St. Louis Fed Chief Jim Bullard plans to release a paper this week that will prove what we’ve all been thinking: the government is incapable of leveraging fiscal policy to correct the business cycle.

From the St. Louis Fed’s press release:

Bullard concluded that “the turn toward fiscal approaches to stabilisation policy has run its course, and that the conventional wisdom that existed in the decades prior to 2007 is being re-established in the U.S.”  Therefore, “stabilisation policy should be left to the monetary authority, which can operate effectively even at the zero lower bound,” Bullard said.  And, fiscal authorities should set the tax and spending programs in a way that makes economic and political sense for the medium to longer term.  In particular, “a stable tax code aligned with a stable plan of government spending would allow businesses and households to plan for the future in the most effective way,” Bullard noted.

Read more here: a weekend presentation previewing the paper, Bullard said that after the Fed brought interests rates down to zero, many believed that the burden for short-term macroeconomic stabilisation had swung to fiscal policy. Once the zero lower bound for interest-rate targets was hit, it was thought, Fed policy became toothless.
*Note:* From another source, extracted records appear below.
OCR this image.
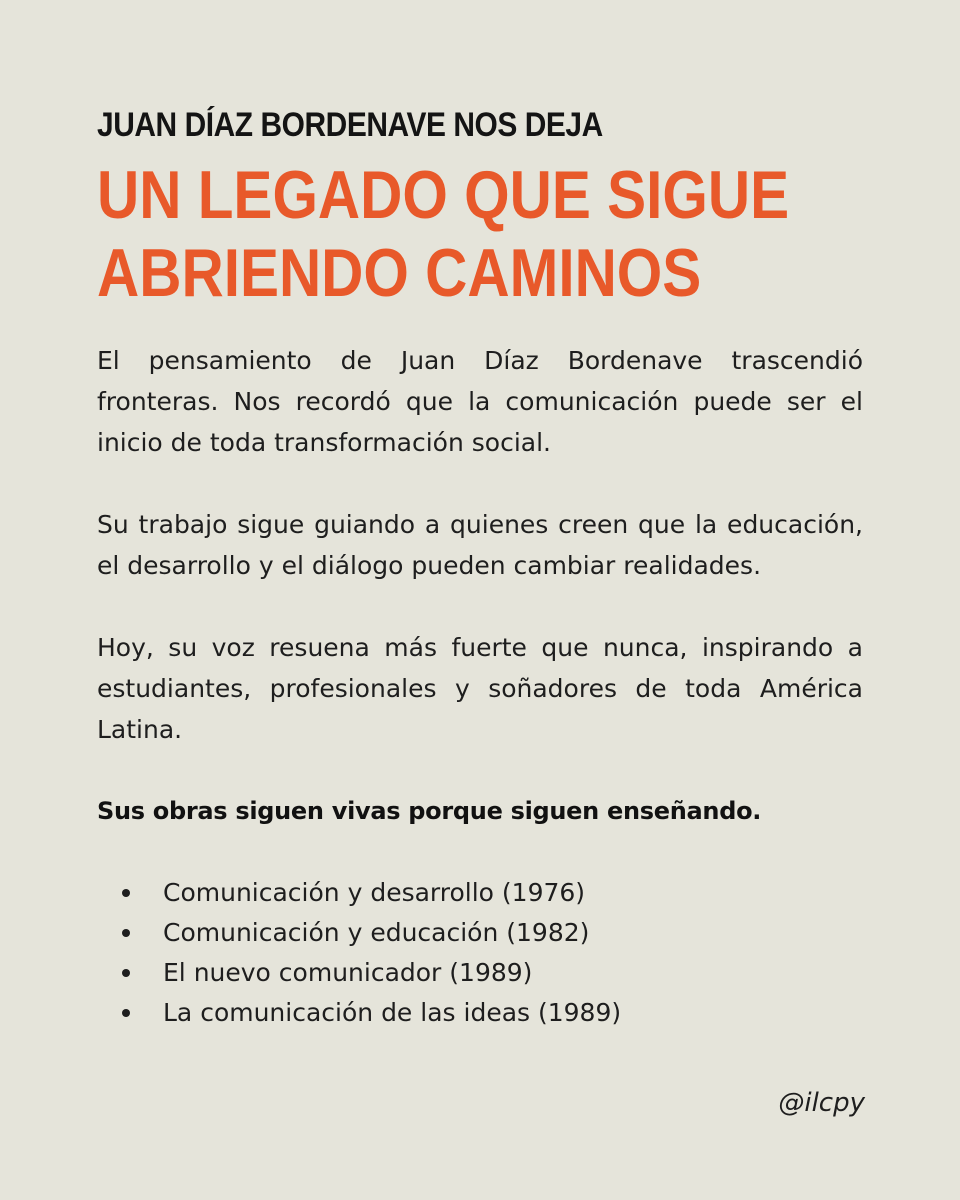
JUAN DÍAZ BORDENAVE NOS DEJA
UN LEGADO QUE SIGUE
ABRIENDO CAMINOS

El pensamiento de Juan Díaz Bordenave trascendió fronteras. Nos recordó que la comunicación puede ser el inicio de toda transformación social.

Su trabajo sigue guiando a quienes creen que la educación, el desarrollo y el diálogo pueden cambiar realidades.

Hoy, su voz resuena más fuerte que nunca, inspirando a estudiantes, profesionales y soñadores de toda América Latina.

Sus obras siguen vivas porque siguen enseñando.

Comunicación y desarrollo (1976)
Comunicación y educación (1982)
El nuevo comunicador (1989)
La comunicación de las ideas (1989)
@ilcpy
Bullard counters that the Fed’s “unconventional” policy over the last three years — sustained zero interest rates and two rounds of quantitative easing — has staved an acute Europe-style crisis.

His three main points:

  • “The political process is ill-suited to make the types of timely and subtle decisions that are called for based on the literature.”
  • “Monetary policy has been quite effective, even while the policy rate has been at the zero lower bound.”  So, “it is not necessary or desirable to turn to fiscal stabilisation policy.”
  • “In the model, if monetary stabilisation policy is effective, then fiscal stabilisation policy has no effect except to increase debt levels.”